EPITOPE DISCOVERY--A NEW ROUTE TO VACCINES

表位的发现——疫苗的新途径

• 批准号: 2734619
• 负责人: GEORGE PEARSON SMITH
• 金额: $ 16.42万
• 依托单位: UNIVERSITY OF MISSOURI-COLUMBIA
• 依托单位国家: 美国
• 财政年份: 1989
• 资助国家: 美国
• 起止时间: 1989-07-01 至 2000-03-31
• 项目状态: 已结题
• 来源: https://reporter.nih.gov/project-details/2734619
• 关键词: B lymphocyte; T lymphocyte; active immunization; antibody formation; antigen antibody reaction; antigens; bacteriophage T4; enzyme linked immunosorbent assay; immunoglobulin G; laboratory mouse; leukocyte activation /transformation; tissue /cell culture; vaccine development

Bacteriophage T4 serves as a model ~pathogen~ for evaluation a new vaccine development strategy called epitope discovery. The goal is to find artificial mimics of authentic pathogen B-epitopes that can serve as components of an effective vaccine. The source of mimics are large libraries of random peptides genetically fused to the surface of filamentous phage-display vectors. Mouse anti-pathogen antibodies--we call them direct antibodies because they are elicted directly by the pathogen--have been used to affinity select clones out of the phage libraries whose displayed peptides bind them strongly. These peptides are antigenic mimics of the corresponding authentic pathogen epitopes. Are they also immunogenic mimics, in the sense that they elicit an antibody response that cross-reacts with the pathogen itself? That is a vital question in evaluating the promise of epitope discovery for vaccine development, since only immunogenic mimics can have disease-protective value. Accordingly, a panel of antigenic mimics will be assessed for two key components of immunogenic mimicry. First, mice will be hypperimmunized with each of the antigenic mimics and the resulting indirect antibodies titered against both the antigenic mimic and the authentic pathogen epitope. Comparable titers would indicate that the former is a good immunogenic mimic of the latter. Second, mice will be primed with antigenic mimics (long with appropriate T epitopes) to determine if the resulting memory B cells can be mobilized by a challenge with the pathogen itself.

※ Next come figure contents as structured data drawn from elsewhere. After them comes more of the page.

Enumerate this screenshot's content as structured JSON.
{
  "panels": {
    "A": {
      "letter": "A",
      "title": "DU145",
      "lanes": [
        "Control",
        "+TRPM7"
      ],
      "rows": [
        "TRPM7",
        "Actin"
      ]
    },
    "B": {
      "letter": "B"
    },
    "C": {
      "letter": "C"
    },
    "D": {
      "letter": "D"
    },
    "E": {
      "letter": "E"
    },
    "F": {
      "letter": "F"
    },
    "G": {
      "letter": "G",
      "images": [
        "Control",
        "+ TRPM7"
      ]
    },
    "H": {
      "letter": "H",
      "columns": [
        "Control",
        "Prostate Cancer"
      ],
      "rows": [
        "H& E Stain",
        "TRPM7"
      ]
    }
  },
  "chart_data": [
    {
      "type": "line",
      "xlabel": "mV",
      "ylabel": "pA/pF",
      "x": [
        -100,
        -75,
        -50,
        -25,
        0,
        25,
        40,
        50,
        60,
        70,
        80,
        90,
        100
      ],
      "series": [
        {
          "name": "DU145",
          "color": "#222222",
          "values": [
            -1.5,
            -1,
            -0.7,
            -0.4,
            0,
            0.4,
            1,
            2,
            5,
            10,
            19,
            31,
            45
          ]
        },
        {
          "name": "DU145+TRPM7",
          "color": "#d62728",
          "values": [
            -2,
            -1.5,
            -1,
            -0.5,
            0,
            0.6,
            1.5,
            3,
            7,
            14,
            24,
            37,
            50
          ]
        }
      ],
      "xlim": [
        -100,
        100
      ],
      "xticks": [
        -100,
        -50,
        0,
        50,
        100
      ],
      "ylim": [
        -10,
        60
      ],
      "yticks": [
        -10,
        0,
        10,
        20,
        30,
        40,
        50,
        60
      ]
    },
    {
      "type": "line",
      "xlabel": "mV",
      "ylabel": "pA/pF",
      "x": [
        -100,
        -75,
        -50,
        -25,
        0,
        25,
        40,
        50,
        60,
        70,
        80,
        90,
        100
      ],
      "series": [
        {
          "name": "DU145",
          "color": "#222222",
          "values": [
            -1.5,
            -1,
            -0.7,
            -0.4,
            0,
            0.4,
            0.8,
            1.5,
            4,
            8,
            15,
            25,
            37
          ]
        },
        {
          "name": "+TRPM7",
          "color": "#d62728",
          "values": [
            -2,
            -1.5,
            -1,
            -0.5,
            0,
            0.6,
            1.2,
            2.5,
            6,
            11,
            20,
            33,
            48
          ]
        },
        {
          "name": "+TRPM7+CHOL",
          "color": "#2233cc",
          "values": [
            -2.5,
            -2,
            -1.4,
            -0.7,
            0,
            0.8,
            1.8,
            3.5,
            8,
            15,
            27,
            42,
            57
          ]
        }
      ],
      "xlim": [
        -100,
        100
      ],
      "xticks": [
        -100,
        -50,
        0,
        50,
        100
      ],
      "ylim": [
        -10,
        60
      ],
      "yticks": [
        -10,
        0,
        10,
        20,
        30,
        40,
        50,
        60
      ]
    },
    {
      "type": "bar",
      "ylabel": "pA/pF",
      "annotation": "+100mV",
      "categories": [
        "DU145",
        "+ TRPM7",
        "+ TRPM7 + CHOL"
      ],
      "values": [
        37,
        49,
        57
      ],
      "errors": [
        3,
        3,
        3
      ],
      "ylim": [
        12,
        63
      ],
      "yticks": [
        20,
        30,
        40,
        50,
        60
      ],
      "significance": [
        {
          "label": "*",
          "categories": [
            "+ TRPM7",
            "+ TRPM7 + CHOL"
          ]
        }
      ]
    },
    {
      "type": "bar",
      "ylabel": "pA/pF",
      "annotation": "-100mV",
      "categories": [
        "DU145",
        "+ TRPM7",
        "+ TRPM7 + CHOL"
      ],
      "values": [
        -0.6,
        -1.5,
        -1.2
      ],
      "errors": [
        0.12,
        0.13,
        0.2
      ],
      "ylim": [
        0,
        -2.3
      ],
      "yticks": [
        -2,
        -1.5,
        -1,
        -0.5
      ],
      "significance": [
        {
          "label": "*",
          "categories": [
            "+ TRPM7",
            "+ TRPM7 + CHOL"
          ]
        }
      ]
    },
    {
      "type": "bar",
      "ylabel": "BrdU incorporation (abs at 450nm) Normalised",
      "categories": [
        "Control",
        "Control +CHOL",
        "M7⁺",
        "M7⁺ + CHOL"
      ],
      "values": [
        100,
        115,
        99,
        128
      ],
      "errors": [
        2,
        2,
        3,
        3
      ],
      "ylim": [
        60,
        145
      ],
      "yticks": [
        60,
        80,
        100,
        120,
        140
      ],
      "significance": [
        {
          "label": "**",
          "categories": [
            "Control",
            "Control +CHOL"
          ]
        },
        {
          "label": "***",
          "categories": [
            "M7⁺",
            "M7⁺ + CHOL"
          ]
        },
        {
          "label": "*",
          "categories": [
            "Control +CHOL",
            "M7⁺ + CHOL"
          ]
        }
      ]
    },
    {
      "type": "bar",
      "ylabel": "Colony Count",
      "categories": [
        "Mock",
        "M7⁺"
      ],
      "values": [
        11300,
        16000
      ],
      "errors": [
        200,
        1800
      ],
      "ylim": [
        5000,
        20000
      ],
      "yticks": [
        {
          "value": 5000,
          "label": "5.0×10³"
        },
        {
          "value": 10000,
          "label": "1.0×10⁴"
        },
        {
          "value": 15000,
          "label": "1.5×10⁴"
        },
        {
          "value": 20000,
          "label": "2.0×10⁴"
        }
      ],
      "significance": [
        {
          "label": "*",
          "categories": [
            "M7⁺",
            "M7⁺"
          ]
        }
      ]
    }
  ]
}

噬菌体T4作为模型病原体评价一种新的 疫苗开发战略称为表位发现。我们的目标是 寻找人工模拟真实病原体B表位的方法 作为有效疫苗的组成部分。模仿的源泉 是随机多肽的大型文库在基因上与 丝状噬菌体展示载体的表面。小鼠抗病原 抗体--我们称它们为直接抗体，因为它们是由 直接由病原体--已被用来亲和选择克隆 从展示了结合它们的多肽的噬菌体文库中 非常强烈。这些多肽是相应的 真正的病原体表位。它们是不是也是免疫原性模拟物， 从某种意义上说，它们会引起抗体反应，从而产生交叉反应 与病原体本身有关吗？这是评估 为疫苗开发发现表位的承诺，因为只有 免疫原性模拟物可以具有预防疾病的价值。 因此，一组抗原性模拟物将被评估为两个 免疫原性拟态的关键成分。首先，老鼠将成为 用每一种抗原模拟物和 产生的间接抗体对这两种抗原模拟物进行滴定 和真正的病原体表位。类似的效价将 提示前者是后者的良好免疫原性模拟物。 其次，小鼠将被注射抗原性模拟物(长时间 适当的T表位)，以确定所产生的记忆B细胞 可以通过对病原体本身的挑战来动员。